197 名前:冬の星座 2/2 投稿日:2004/02/24(火) 19:29 ID:???
田舎町にある農家で、お隣は1km程離れている為、
おばあちゃんの家を出ると、途端、辺りは真っ暗闇になる。

「・・・お、おばあちゃーん、コワイよぉー」

べそを掻き出したわたしに、おばあちゃんは一言。

「かよちゃん、お空を見てごらん。」

涙目をこすり、上を向いたわたしに飛び込んできたものは・・・

「・・・・・・・すごーい・・たくさんのお星さまだ・・・」

何千、何万の数の星・・・流れ星や天の川まで見えた。
それは、都会では忘れられてしまった・・・ほんとうの「星空」だった。

「たくさん、たーくさんお星様が見えるだろ」
「うん、いっぱい、いっぱい見える。」

暫く星空に見とれていたわたしに、おばあちゃんが語りかけた・・・

「かよちゃん・・・おばあちゃんはね、もうすぐあのお星様になるんだよ。
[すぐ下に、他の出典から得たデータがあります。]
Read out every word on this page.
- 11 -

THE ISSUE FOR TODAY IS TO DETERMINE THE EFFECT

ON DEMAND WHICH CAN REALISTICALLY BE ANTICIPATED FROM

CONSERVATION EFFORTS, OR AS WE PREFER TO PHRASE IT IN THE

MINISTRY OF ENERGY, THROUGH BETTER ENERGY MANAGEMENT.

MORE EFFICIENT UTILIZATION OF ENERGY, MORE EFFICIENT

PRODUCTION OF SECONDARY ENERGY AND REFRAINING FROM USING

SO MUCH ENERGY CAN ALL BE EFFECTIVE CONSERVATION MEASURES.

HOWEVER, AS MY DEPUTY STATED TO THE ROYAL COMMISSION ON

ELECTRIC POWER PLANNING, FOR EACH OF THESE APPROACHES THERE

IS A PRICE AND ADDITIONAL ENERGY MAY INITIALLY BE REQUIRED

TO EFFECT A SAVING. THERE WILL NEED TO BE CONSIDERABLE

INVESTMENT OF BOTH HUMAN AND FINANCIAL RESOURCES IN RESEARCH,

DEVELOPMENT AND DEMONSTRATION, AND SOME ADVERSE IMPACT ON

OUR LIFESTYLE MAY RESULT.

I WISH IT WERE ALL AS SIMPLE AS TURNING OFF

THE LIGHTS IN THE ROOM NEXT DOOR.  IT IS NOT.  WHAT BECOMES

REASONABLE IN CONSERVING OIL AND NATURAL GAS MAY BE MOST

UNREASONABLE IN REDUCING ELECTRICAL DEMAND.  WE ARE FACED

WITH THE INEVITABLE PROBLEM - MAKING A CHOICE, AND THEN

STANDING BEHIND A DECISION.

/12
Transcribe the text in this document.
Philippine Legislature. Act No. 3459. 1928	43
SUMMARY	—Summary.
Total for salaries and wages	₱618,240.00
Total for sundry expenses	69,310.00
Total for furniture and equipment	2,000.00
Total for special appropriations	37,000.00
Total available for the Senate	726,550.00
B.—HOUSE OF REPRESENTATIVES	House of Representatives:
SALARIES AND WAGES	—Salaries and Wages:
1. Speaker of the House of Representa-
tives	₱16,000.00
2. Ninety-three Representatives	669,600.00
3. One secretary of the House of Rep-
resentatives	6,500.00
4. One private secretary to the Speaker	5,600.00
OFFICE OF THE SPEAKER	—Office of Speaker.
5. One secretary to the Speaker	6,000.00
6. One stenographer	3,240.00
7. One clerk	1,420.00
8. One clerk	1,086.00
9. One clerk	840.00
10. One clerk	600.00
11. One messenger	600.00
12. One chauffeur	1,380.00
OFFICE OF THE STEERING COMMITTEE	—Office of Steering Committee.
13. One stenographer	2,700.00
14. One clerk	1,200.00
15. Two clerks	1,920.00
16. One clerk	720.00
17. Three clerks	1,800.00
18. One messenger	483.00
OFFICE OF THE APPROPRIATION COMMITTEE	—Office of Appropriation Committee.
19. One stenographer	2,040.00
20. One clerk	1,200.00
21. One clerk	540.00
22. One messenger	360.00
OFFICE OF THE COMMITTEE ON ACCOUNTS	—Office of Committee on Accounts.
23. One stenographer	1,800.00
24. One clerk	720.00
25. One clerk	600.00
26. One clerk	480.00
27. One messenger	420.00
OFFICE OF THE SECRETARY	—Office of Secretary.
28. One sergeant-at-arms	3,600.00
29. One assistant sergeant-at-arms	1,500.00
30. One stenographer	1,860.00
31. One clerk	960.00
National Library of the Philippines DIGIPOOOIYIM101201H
」
「えっ・・・ヤダ、おばあちゃんがあんな遠くに行っちゃうなんて、わたしイヤ!」
「ごめん、ごめんね・・・でも、先にお星様になったおじいさんが寂しがるから
 そろそろ行ってあげないと、かわいそうだろ?」
「・・・そうなの?」
「うん・・・でも、おばあちゃんはかよちゃんの事、いつもお空の上から
 見守っているから・・居なくなってしまっても悲しまないで欲しいんだ。
 ・・・それで、時々でいいから・・
 お空を見て、おばあちゃんの事を思い出して欲しいんだ・・・これは、2人だけの約束。」

暗くて良くは見えなかったけれど、きっと、優しい顔をしているだろう
おばあちゃんに向かって

「うん、わかった。わたし毎日お空を見る。
 だから、おばあちゃんもわたしの事見ていてね。絶対だよ。」

「「ゆーびきーりげんまん、うそついたらはりせんぼんのーます。」」

温かい、二人の指と指が触れ合う・・・


それから3日目の朝、おばあちゃんはお星様になった。
でも、わたしは泣かなかった。おばあちゃんと約束したから・・・

・・・そして、わたしは星空が大好きになった。・・・

 ・・・・・・

「・・・ちゃん・・・かよちゃんってばぁ!」
「えっ、なに? どれみちゃん」
「何じゃないよ、さっきからあたしの話聞いてないし、ぼーっとしてるし・・・
 さては・・・好きなコが出来たとかぁ?!」
「う〜ん・・・そうかも。」
「えええええ、うそ、ホントにぃ・・誰、誰、誰さぁ??」

星が瞬き始めた、冬の夜空の下 ふたりの少女は歩いてゆく。


・・・いろいろあったけれど、わたしは今日も元気です。